Out loud, I was like, “You? You are right?”
Which was an answer that Assunta found unsatisfying — and later, I would learn it’s because she does not like yes-people. Her confidence is rarely shaken, and she never needs external validation. She needs for her people to be truthful and to fight for their point of view.
In the interview, I am pretty sure what turned the tide for me — with her — is that she asked this really inflammatory question about where my loyalties would lie, when it comes to displaying the Vietnamese Communist flag.
I am Vietnamese.
This is a big deal in our community.
I told her it depended on the context. There are some instances where the official flag (the communist one) is the one that should be displayed.
She asked me if I would declare this publicly, in front of my mother and father and God.
I bombastically was like, “Yes. I would. I would shove it in my parents’ faces, if it was the right thing to do.”

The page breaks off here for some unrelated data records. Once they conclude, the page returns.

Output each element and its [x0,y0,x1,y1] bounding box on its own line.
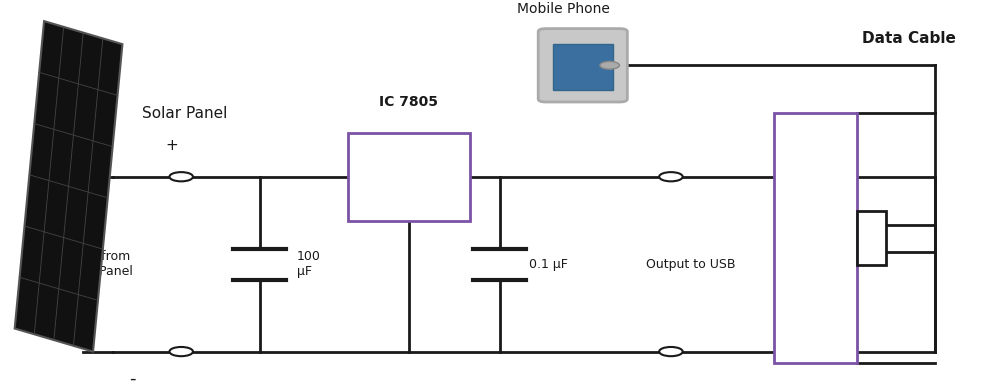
Text: 1: 1 [367,170,377,184]
Text: 2: 2 [405,170,413,184]
Text: Output to USB: Output to USB [646,258,736,271]
Circle shape [659,172,682,181]
Text: Mobile Phone: Mobile Phone [517,2,610,16]
Text: 0.1 μF: 0.1 μF [529,258,568,271]
Circle shape [600,62,620,69]
FancyBboxPatch shape [538,28,627,102]
Circle shape [170,347,192,356]
Text: Solar Panel: Solar Panel [142,106,228,121]
Text: 100
μF: 100 μF [297,250,321,278]
Bar [857,211,887,265]
Bar [774,113,857,363]
Text: Data Cable: Data Cable [862,31,955,46]
Text: USB Connector: USB Connector [809,194,822,282]
Text: -: - [129,369,136,388]
Circle shape [659,347,682,356]
Text: +: + [165,138,178,153]
Text: Input from
Solar Panel: Input from Solar Panel [63,250,133,278]
Text: IC 7805: IC 7805 [379,95,438,109]
Circle shape [170,172,192,181]
Bar [553,44,613,90]
Polygon shape [15,21,123,351]
Bar [348,133,470,221]
Text: 3: 3 [441,170,450,184]
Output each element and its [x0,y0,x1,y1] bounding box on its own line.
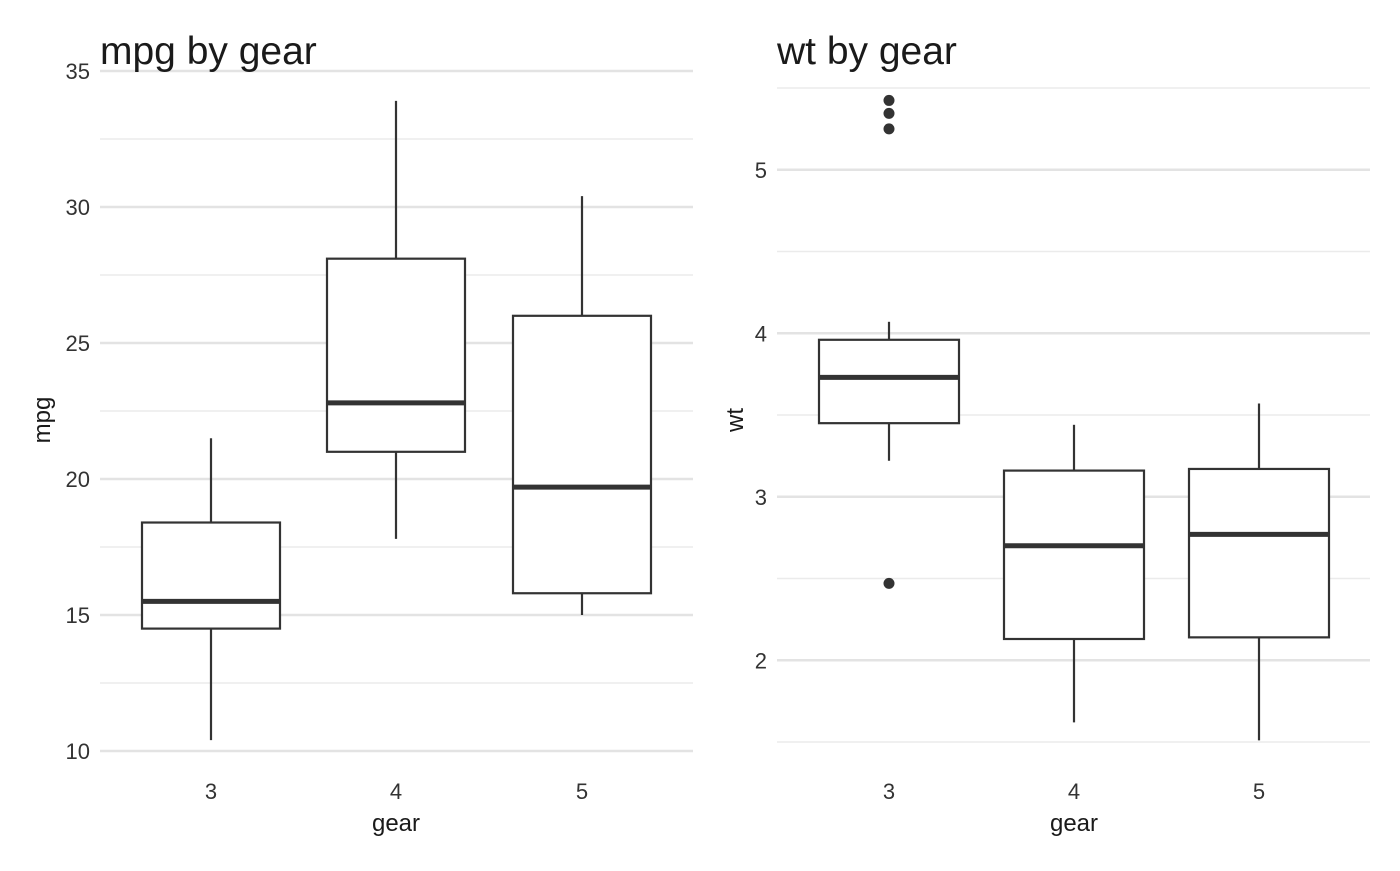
panel-2-outlier-point [883,107,895,119]
panel-2-x-tick-label: 5 [1253,779,1265,804]
panel-1-y-tick-label: 25 [66,331,90,356]
panel-1-x-tick-label: 3 [205,779,217,804]
panel-2-y-tick-label: 3 [755,485,767,510]
panel-2-x-axis-label: gear [1050,810,1098,837]
panel-2-box [1187,467,1331,639]
panel-1-y-tick-label: 35 [66,59,90,84]
panel-2-y-tick-label: 2 [755,648,767,673]
panel-2-chart-title: wt by gear [776,30,957,73]
panel-2-outlier-point [883,577,895,589]
panel-1-x-tick-label: 4 [390,779,402,804]
panel-2-y-tick-label: 5 [755,158,767,183]
panel-1-y-axis-label: mpg [29,397,56,444]
panel-1-chart-title: mpg by gear [100,30,317,73]
panel-2-y-tick-label: 4 [755,321,767,346]
panel-2-y-axis-label: wt [722,408,749,433]
panel-2-box [1002,469,1146,641]
panel-1-x-axis-label: gear [372,810,420,837]
panel-1-box [325,257,467,453]
panel-2-box [817,338,961,425]
panel-1-x-tick-label: 5 [576,779,588,804]
panel-1-box [140,521,282,630]
panel-2-x-tick-label: 4 [1068,779,1080,804]
panel-1-y-tick-label: 30 [66,195,90,220]
panel-1-y-tick-label: 20 [66,467,90,492]
panel-2-outlier-point [883,94,895,106]
panel-1-y-tick-label: 10 [66,739,90,764]
panel-2-x-tick-label: 3 [883,779,895,804]
panel-1-box [511,314,653,595]
panel-1-y-tick-label: 15 [66,603,90,628]
panel-2-outlier-point [883,123,895,135]
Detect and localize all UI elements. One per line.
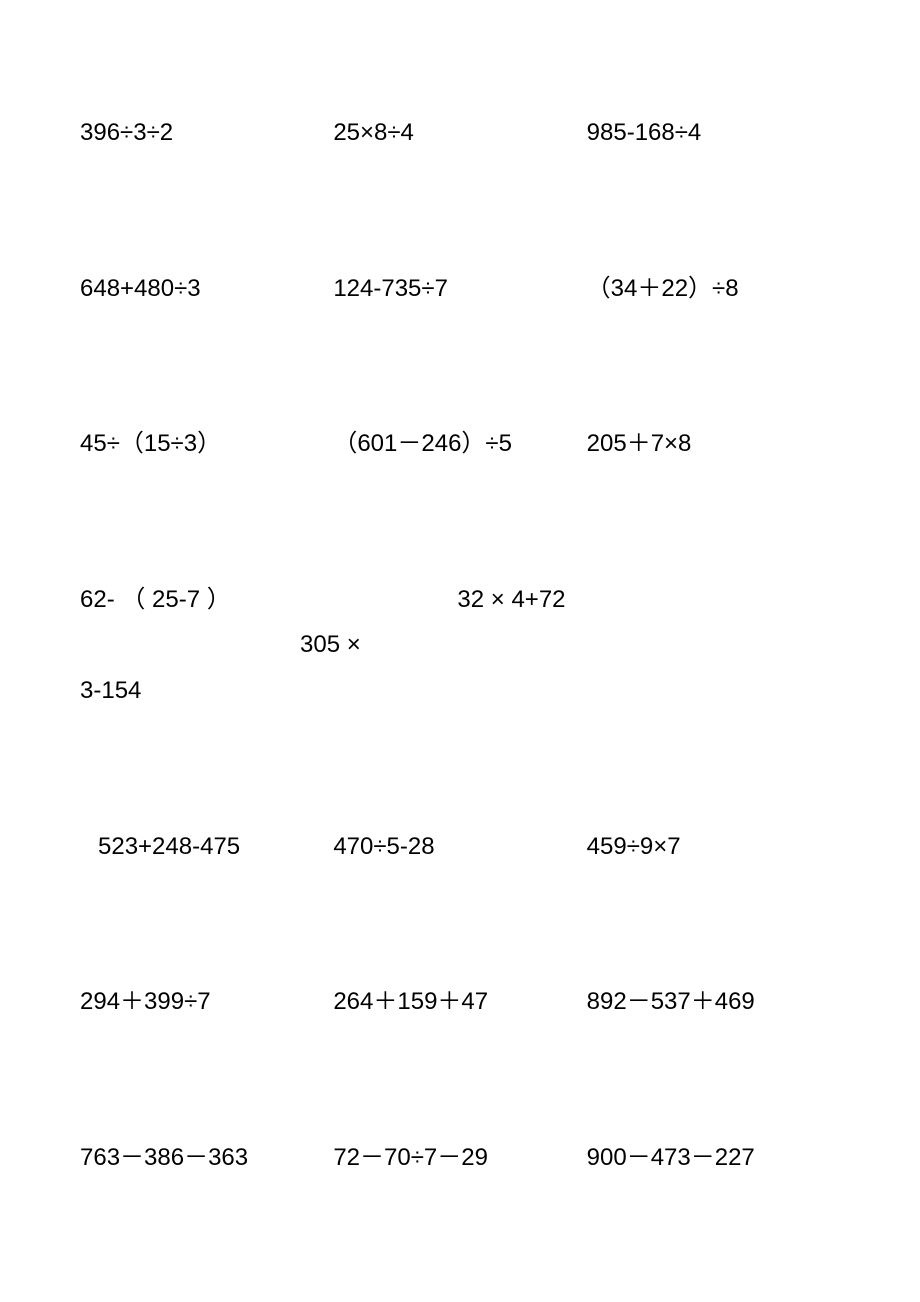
problems-grid-bottom: 523+248-475 470÷5-28 459÷9×7 294＋399÷7 2… [80, 824, 840, 1181]
problem-cell: 523+248-475 [80, 824, 333, 870]
problem-cell: 72－70÷7－29 [333, 1135, 586, 1181]
problem-continuation: 3-154 [80, 668, 840, 714]
problem-cell: （34＋22）÷8 [587, 266, 840, 312]
wrapped-problem-row: 62- （ 25-7 ） 32 × 4+72 305 × 3-154 [80, 577, 840, 714]
problem-cell: 648+480÷3 [80, 266, 333, 312]
problem-cell: 470÷5-28 [333, 824, 586, 870]
problem-segment: 62- （ 25-7 ） [80, 577, 231, 623]
problem-cell: 396÷3÷2 [80, 110, 333, 156]
problem-cell: 264＋159＋47 [333, 979, 586, 1025]
problem-cell: 892－537＋469 [587, 979, 840, 1025]
problem-cell: 25×8÷4 [333, 110, 586, 156]
problem-cell: 294＋399÷7 [80, 979, 333, 1025]
problem-cell: （601－246）÷5 [333, 421, 586, 467]
problem-cell: 459÷9×7 [587, 824, 840, 870]
problem-cell: 763－386－363 [80, 1135, 333, 1181]
problem-cell: 45÷（15÷3） [80, 421, 333, 467]
problem-cell: 900－473－227 [587, 1135, 840, 1181]
problem-cell: 124-735÷7 [333, 266, 586, 312]
problem-cell: 985-168÷4 [587, 110, 840, 156]
problems-grid-top: 396÷3÷2 25×8÷4 985-168÷4 648+480÷3 124-7… [80, 110, 840, 467]
problem-cell: 205＋7×8 [587, 421, 840, 467]
problem-segment: 32 × 4+72 [457, 577, 565, 623]
problem-segment: 305 × [300, 622, 361, 668]
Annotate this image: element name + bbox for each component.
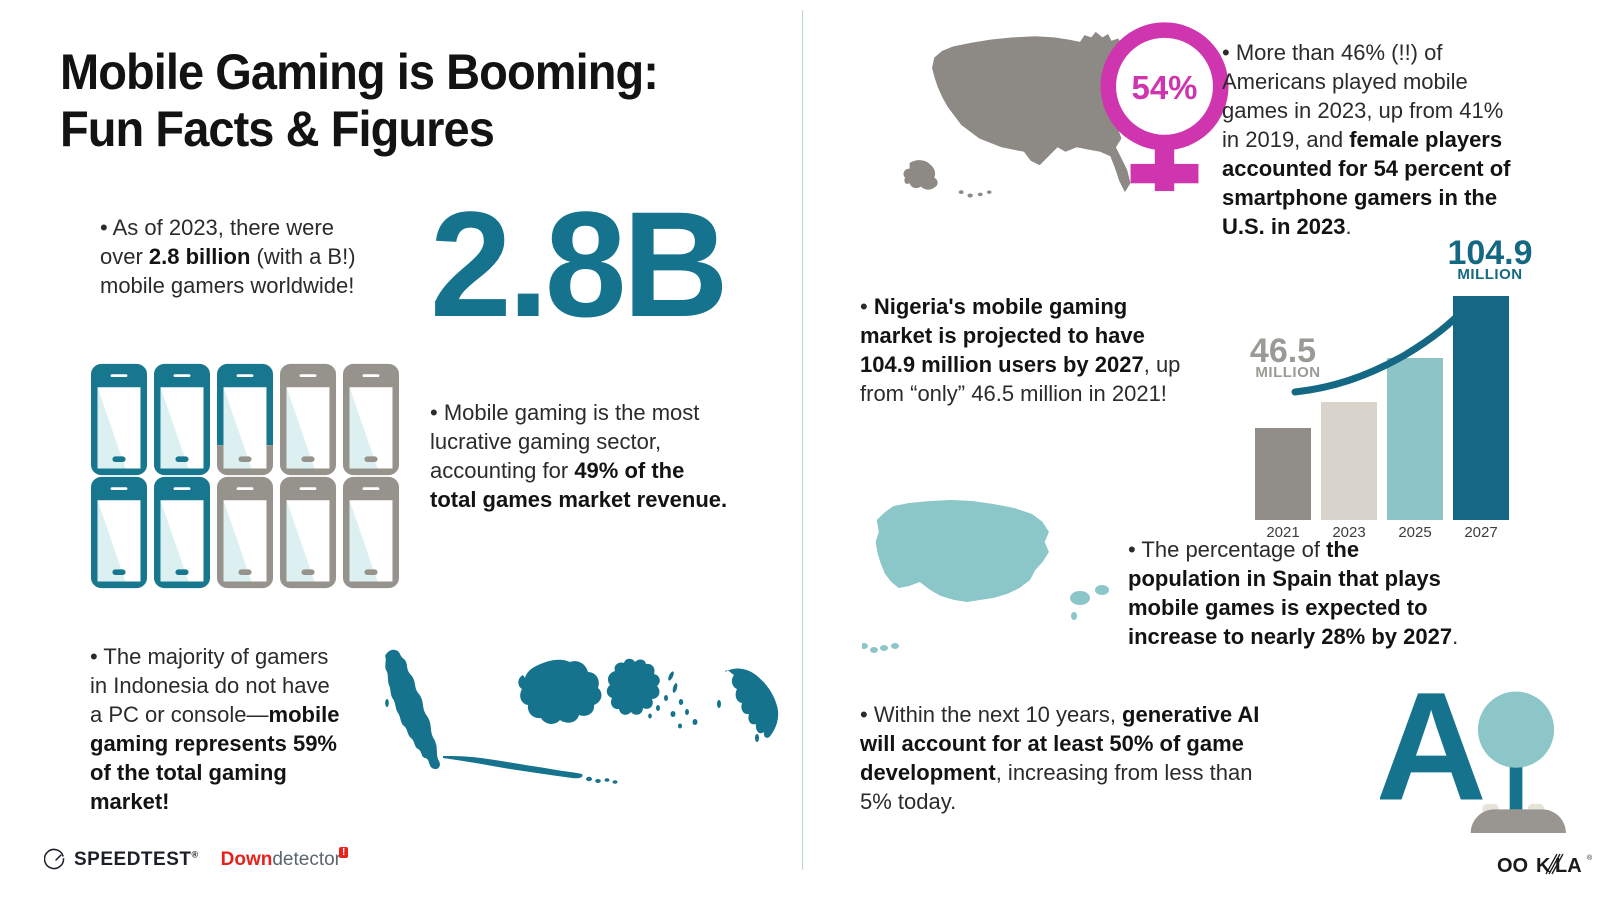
svg-text:LA: LA [1555, 855, 1582, 877]
svg-text:®: ® [1587, 854, 1593, 862]
svg-text:54%: 54% [1132, 69, 1198, 106]
svg-text:K: K [1536, 855, 1551, 877]
svg-text:A: A [1380, 668, 1487, 832]
svg-text:OO: OO [1497, 855, 1528, 877]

And she seemed like, super happy with that answer — like, incredibly happy with that answer. Because she is scary, nuts, and unintentionally hilarious sometimes.
After the job interview was over, I baldly asked her what my chances were, of getting the job. I broke all the rules about being stone-faced in job interviews, and I told her I wanted the job so badly, and I was positive I would do a good job, despite not having a cool resume to back up that statement. She frankly told me that I was gonna be the risky candidate for her. She proceeded to tell me how there were two other candidates who were wildly more qualified than I was (shoutout to Jason Cruz!). She told me I had no editing experience whatsoever.
I mean, I knew that. But hearing her say that felt dark and sad. I really, really wanted the job and to be a part of the newspaper.
This story has a happy ending. Within a day, Assunta called me when I was at home and she told me she was hiring me. I was like, “Oh my God, are you messing me with?” She said she was not. She said there would be a three-month trial period. She also said that she was taking a real risk with me, a recent college grad who has not really demonstrated an ability to write or edit or manage anything ever(!). She said she was doing it because she had a gut feeling — and that there was something in my impassioned, desperate pleas and declarations that moved her.
I told the story of the beginning of my time with the newspaper, even though the decade that followed was also really eventful and grueling and meaningful.
The beginning is important because it makes me remember all the things I didn’t yet know about the newspaper and about Assunta — and yet, you can see all of these markers that predicted how the next 10 years of my life with the newspaper unfolded. I would be her editor for about four years. (She always rounds down and says three years and nine months or “almost four years.” And I always round up because, oh my God, it’s basically four years.) I would cry when I told her I was leaving to go and do new, challenging things. I would cry to her again after that, when I went through the end of a relationship. I would cry to her (again) when I lost my job. She would give me money (again and again) to do newspaper work. I spent 10 years getting pretty good at reading her mind, at reading her ridiculously cryptic emails, and at having arguments with her on what stuff people actually like to put their eyeballs on.
Assunta is the greatest mentor I’ve ever had. And that’s an important statement I’m making because I’ve actually had like, a billion amazing mentors. I like ranking people — so it means something when I say, she is the most impactful. She is so very human and full of unwavering conviction. I talk to people the way I do because of her. I write emails the way I do (cryptically) because of her. I force myself to go to bed early sometimes, because she is always getting on my ass about that. I don’t write very often these days, and I don’t report often — but when I do, it’s only for her paper.